The senator framed the issue as three linked priorities: confirming the president’s DHS nominee, funding the department after a prolonged lapse, and securing regular data-sharing from states into the SAVE (Systematic Alien Verification for Entitlements) database to identify noncitizen registrations. “If you don’t enforce who may call themselves an American,” the senator said, “you can be neither a nation nor a nation of laws.”
Why it matters: The senator said gaps in funding have left many DHS employees unpaid and hindered operations across TSA, FEMA, the Coast Guard, USCIS and CISA. He argued that enabling DHS to access state voter-registration data would let election officials ‘scrub’ rolls to reduce the risk that noncitizens appear on federal-election rolls.
On the nominee: The senator said he cast his vote in favor of confirming Markwayne Mullin as secretary of Homeland Security and described the nominee as energetic and idea-driven. The transcript does not include a full roll-call tally in this excerpt; the senator reported his own affirmative vote.
On the Save America Act: The senator repeatedly cited the bill’s text, saying it would require new registrants to attest to citizenship by sworn affidavit and would not force existing registrants to refile. He said the bill shifts verification duties to state election officials and noted it references Article I, Section 4, Clause 1 of the Constitution and the National Voter Registration Act (NVRA) in its legislative context.
Responding to criticisms that the bill would disenfranchise millions, the senator pointed to a Brennan Center finding that an estimated 21 million Americans are unsure where documents that could prove citizenship are located, and argued that uncertainty does not equal automatic disenfranchisement because the bill allows affidavit attestations and state verification. He stated that objections claiming the law would require widespread new document costs are “false.”
Claims and numbers cited by the senator: he said the DHS workforce numbers are between roughly 230,000 and 260,000 employees and suggested there are at least thousands (and possibly many more) of noncitizen registrations in some states; he also asserted that more than 30 million noncitizens live in the U.S. and that 10–15 million entered unlawfully between 2021 and 2025. Those figures were presented as the senator’s assertions in the speech and are not independently verified in the transcript.

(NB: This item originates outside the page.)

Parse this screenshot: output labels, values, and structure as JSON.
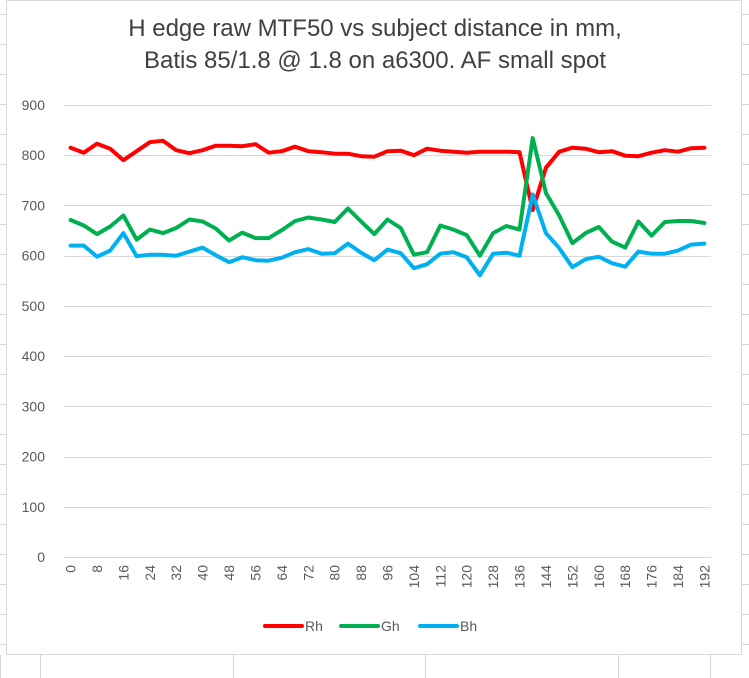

What happened next: In the remarks the senator urged colleagues to clear the “log jams” by (1) confirming the nominee, (2) funding DHS so its employees are paid and operational capacity restored, and (3) enabling the data-sharing he described to protect federal elections. The senator said he had cast his vote in favor of the nominee and called for continued debate and passage of the legislation.
Context and limits: The senator cited statutory and constitutional provisions (NVRA; Article I, Section 4) and compared the bill’s verification approach to routine employment verification (I‑9) to illustrate how affidavits and document checks can work alongside state records. The speech attributes policy positions and data to the senator and to the cited Brennan Center study; the article does not independently confirm the numeric claims made in the floor remarks.